Les amoureux du ballon rond congolais estiment qu’Omari ne mérite plus ce poste au regard de son comportement affiché vendredi 5 avril dans la salle de réunion de cette structure sportive lors d’un tête-à-tête avec la délégation d’U20, après la participation de cette structure à la CAN de la spécialité en Algérie. En direct à la télévision, Constant Omari assisté de ses deux vice-présidents, Bobo Bondembe et José Dayoni, n’avait pas hésité de proférer des menaces d’abord contre le coach principal, Baudouin Lofombo, puis contre les joueurs qui avaient représenté le pays à cette compétition. Omari a juré de ne plus voir ces jeunes-gens au sein des Léopards pour avoir réclamé leurs droits. Très furieux, il a déclaré : bokobeta lisusu na équipe nationale te (traduisez : vous n’allez plus porter le maillot de l’équipe nationale). Il avait poursuivi : ‘‘bino boyebi biso, est-ce que USD 60 000 ekokani na prix ya chaussures na nga’’ (traduisez : vous nous connaissez, est-ce que USD 60 000 peut m’offrir une paire des chaussures que j’ai l’habitude de porter). ‘‘Vous n’allez pas participer au tournoi de Toulon prévu au mois de septembre en France’’, a menacé Omari. Malgré le mea culpa de la bande à Yannick Bangala, Omari est resté de marbre. ‘‘C’est difficile de salir quelqu’un, mais réparer n’est pas facile. Il va falloir passer dans des médias dans lesquels vous nous avez salis pour présenter des excuses’’, a-t-il exigé.
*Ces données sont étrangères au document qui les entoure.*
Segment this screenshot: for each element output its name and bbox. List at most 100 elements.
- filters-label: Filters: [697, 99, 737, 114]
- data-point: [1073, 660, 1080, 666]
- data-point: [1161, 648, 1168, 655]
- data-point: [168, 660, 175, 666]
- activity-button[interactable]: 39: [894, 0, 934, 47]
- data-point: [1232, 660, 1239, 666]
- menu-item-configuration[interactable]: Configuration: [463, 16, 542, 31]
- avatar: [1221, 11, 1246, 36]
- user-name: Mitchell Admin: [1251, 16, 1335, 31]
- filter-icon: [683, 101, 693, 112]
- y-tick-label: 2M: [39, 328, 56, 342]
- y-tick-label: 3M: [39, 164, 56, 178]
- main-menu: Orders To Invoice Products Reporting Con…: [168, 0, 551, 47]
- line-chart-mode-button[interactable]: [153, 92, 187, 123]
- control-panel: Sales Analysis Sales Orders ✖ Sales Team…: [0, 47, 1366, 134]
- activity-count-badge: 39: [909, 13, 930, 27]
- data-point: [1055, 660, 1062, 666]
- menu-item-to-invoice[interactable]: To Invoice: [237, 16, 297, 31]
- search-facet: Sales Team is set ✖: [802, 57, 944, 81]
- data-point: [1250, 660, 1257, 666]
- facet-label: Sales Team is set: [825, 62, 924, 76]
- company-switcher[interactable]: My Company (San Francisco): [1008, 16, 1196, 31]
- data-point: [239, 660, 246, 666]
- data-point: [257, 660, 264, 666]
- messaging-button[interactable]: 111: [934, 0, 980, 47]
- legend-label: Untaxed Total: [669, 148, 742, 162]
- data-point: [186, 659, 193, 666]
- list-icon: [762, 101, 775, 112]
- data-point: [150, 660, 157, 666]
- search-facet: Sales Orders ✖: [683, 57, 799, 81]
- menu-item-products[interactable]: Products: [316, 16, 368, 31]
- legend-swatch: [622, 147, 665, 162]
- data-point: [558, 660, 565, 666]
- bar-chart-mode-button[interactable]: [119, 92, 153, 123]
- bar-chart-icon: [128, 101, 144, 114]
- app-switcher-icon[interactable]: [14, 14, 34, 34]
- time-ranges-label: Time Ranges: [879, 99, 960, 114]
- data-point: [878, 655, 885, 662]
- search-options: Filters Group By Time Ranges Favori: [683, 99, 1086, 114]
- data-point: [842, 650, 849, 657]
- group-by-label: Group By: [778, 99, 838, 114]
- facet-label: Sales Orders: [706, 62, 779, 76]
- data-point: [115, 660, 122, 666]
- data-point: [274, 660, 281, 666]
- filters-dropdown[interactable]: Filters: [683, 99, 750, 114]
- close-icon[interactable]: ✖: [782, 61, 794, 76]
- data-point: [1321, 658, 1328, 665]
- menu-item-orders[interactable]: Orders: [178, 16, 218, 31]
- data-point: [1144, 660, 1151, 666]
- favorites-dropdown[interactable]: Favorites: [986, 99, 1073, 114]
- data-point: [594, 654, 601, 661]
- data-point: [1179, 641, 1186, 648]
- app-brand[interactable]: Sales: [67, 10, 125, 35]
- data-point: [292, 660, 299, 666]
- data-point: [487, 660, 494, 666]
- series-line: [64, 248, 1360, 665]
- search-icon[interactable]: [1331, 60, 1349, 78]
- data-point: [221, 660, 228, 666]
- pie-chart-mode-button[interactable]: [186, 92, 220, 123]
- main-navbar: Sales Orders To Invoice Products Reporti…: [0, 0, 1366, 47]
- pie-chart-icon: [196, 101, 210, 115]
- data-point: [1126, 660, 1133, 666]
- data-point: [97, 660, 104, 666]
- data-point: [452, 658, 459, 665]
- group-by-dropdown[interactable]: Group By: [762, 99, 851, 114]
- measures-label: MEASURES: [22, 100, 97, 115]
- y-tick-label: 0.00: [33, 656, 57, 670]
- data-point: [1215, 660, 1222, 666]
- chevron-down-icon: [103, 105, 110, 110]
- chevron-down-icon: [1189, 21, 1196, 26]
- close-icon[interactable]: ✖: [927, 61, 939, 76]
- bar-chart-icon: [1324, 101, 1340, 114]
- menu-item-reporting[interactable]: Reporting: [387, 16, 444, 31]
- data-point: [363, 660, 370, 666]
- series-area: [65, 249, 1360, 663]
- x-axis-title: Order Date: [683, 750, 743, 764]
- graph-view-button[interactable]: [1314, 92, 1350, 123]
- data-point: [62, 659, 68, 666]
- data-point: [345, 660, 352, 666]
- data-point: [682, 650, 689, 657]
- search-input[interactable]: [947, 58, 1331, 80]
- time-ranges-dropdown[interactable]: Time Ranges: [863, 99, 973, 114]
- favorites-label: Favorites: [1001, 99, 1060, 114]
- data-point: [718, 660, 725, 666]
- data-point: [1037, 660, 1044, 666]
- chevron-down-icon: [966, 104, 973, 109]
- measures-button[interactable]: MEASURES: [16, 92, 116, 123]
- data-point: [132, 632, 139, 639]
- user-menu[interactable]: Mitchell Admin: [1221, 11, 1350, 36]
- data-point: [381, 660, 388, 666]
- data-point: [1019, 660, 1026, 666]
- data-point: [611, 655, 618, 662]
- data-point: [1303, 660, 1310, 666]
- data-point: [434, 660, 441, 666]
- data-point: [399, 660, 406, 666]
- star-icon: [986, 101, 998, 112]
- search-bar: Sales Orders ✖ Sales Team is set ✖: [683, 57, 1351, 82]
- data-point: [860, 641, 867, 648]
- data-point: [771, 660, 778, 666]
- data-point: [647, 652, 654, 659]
Désorganisation du championnat national

Sous Omari, soit pendant 2 mandats et demi, Constant Omari se targue du succès de la RDC en terre ivoirienne, dans le cadre de la première édition du CHAN (Championnat d’Afrique des Nations), les deux sacres de TP Mazembe en Ligue des champions de la CAF et Super coupe d’Afrique et la brillante participation des Corbeaux en Coupe du monde des clubs à Abou Dhabi. Or, ce n’était que les efforts d’une seule personne qui a su appliquer une bonne politique sportive. ‘‘Le sacre des Léopards à la première édition du CHAN n’était pas le fruit des efforts de ‘‘l’homme moderne’’.  C’était la conscience du groupe après une négligence notoire des décideurs ’’, a rectifié un amoureux du ballon rond.  Le comité Omari a échoué lamentablement en deux mandats, mais désire une fois de plus prendre les rennes de l’organe technique. Il suffit de considérer la désorganisation du championnat d’élite pour comprendre pourquoi les équipes ne parviennent pas à défendre les couleurs nationales à la campagne africaine. Sauf, les Corbeaux lushois qui sortent un peu du lot, encore que cela ne dépend en rien de Constant Omari.

 

Un complot contre le foot congolais

 

Vingt-trois candidatures ont été déposées parmi lesquelles, ni celle de Shabani Nonda, ni celle d’Eugène Kabongo. Que des menus fretins, corruptibles et maniables à souhait. Le challenger attitré n’est autre que Mwamba Mukundi, journaliste sportif à la Radio télévision kimbanguiste (Ratelki) dont on dit que la candidature pourra même être rejetée par la commission électorale de la FECOFA, ne remplissant pas toutes les conditions d’éligibilité. Cette commission présidée par Ndubudi Kiadi aurait commencé l’examen des candidatures ce lundi 6 mai.

 

Avec un bilan catastrophique, surtout en cette saison où les principaux clubs congolais (DCMP, Lupopo, AS V Club et Mazembe) ont été débarqués  des compétitions africaines, voici Omari qui tient à briguer une présidence pour sa propre succession. Il reste peut-être aux dirigeants des ligues qui ont le monopole d’élire les dirigeants et aux clubs de trouver une solution à cette infamie : à agir en toute responsabilité ou boycotter les championnats jusqu’à ce qu’interviennent les instances dirigeantes du sport continental et planétaire, driblées elles aussi par Omari,  car l’avenir du football en dépend. Dossier à suivre.

La liste de candidats :

Président :

1. Constant Omari Selemani

2. Mwamba Mukundi

 

1er Vice-président

Donatien Tshimanga Mwamba

2ème Vice-président

1. Jean-Didier Masamba Malunga

2. Jean-Marie Tambwe

 

3ème Vice-Président

Gaston Kasongo Makamba Kant

 

4ème Vice-Président

Bondembe Bokanianga Bobo

 

5ème Vice-Président

José Dayoni Wawa

6ème Vice-Président

1. Théobald Binamungu

2. Boloki Bin Mubial

3. Anaclet Kuzituka

Membres:

Samuel Sita N’Landu, Maurice Munda Kapambwe, Dismas Bisimwa Nishamba, Charles Mputu Mulopo, Nongha Ossango, André Mwelwa, Abdon Mayombo, Munzimba Enzu, Boto Lueto Liena, Mwarabu Muzaliwa, Tschomba Fariala, Inyangi Bokinda.